While researchers at the center focus much of their work on protecting first responders from heat, fire, toxins and biological agents, textile manufacturers ask the center to test fabrics for every type of use. While the old saying maintains that clothes make the person, in this lab, technology makes the textiles that make the clothes.

“In today’s world of technical textiles, there are so many different fibers, so many different fabric constructions and everything,” says Dr. Barker, showing off a room with an arrangement of roughly a half dozen machines of different shapes and sizes sitting on a counter. The machines are hooked to computers.

“One reason for all of those specialty fibers is because of the research we do to see how they perform, so we can know how to choose the fiber or engineer a new fiber or fabric to make it better,” says Dr. Barker.

Dr. Barker explains the machines are used to measure the various qualities of fabrics, such as how scratchy or soft it might feel as well as how easily it is deformed.

“This device tells us how easily a fabric will stretch and recover and how easily it will tear,” explains Dr. Barker, showing off a machine with clamps on each side of a swatch of fabric. There are meters on each clamp, which measure how hard the material is being pulled apart. 

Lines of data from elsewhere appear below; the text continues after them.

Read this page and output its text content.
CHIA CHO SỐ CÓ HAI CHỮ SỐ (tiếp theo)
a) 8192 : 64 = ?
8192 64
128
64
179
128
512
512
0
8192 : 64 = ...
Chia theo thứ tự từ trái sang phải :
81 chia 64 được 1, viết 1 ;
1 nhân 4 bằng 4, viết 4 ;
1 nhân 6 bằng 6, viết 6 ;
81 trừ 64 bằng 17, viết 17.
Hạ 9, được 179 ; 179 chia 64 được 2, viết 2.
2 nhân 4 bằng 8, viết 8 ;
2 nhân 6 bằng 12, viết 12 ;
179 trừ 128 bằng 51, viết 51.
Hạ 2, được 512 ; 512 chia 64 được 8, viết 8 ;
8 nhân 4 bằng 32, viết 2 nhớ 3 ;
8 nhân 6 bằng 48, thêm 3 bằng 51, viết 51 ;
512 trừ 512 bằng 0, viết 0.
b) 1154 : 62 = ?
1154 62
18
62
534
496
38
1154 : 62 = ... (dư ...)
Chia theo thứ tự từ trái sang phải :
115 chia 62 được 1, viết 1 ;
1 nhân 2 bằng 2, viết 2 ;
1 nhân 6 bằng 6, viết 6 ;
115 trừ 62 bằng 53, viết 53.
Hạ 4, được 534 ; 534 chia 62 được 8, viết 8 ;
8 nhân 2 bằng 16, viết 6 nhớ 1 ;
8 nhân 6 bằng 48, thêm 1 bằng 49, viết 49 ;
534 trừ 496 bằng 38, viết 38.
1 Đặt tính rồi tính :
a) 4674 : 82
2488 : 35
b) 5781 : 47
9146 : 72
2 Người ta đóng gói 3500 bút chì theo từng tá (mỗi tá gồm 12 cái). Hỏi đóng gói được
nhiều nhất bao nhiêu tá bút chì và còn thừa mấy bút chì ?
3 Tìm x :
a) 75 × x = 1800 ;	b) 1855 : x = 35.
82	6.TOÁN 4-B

The lab is unique in the country. A good example of its capabilities is found in the next room Dr. Barker shows us. 

The environmental chamber is designed to simulate multiple environments. It’s a sealed room that includes giant heat lamps on the ceiling, a treadmill in the center, and a rack holding a mannequin. A mix of arms, pulleys and levers move the mannequin’s arms and legs as if it is walking.

“We can simulate fire conditions with the heat lamps,” says Dr. Barker.

Just like PyroMan, the mannequin in this room is also outfitted with sensors. However, Dr. Barker is quick to point out that for all of the technology that is employed in the testing of fabrics, the evaluation is not limited to technology.

“Even sensors have their limitations,” Dr. Barker says, smiling.

That’s why Jeremy Lewis, who is a senior in textile technology and supply chain operations, is wearing protective gear while walking on the treadmill.

“Basically we’re testing flexibility and comfort properties as well as stability and the actual structure itself," says Lewis. “It’s important that people wear the clothes, because the mannequin can spit out data all day long, but until you get a human in there to see how it really feels, you just don’t know."

In a sense, the textile-testing lab reflects North Carolina’s textile industry, which has evolved from simple cotton fabrics to technical textiles.

“The textile industry in North Carolina is a very exciting place to be right now, because so many things are happening in the world of technical textiles, so many innovations, that it’s very different than what it was,” says Dr. Barker, as he looks proudly around his lab. “It has changed a great deal in response to the needs. So right now manufacturers are producing value added products that have a protective performance, or a comfort performance for the consumer.”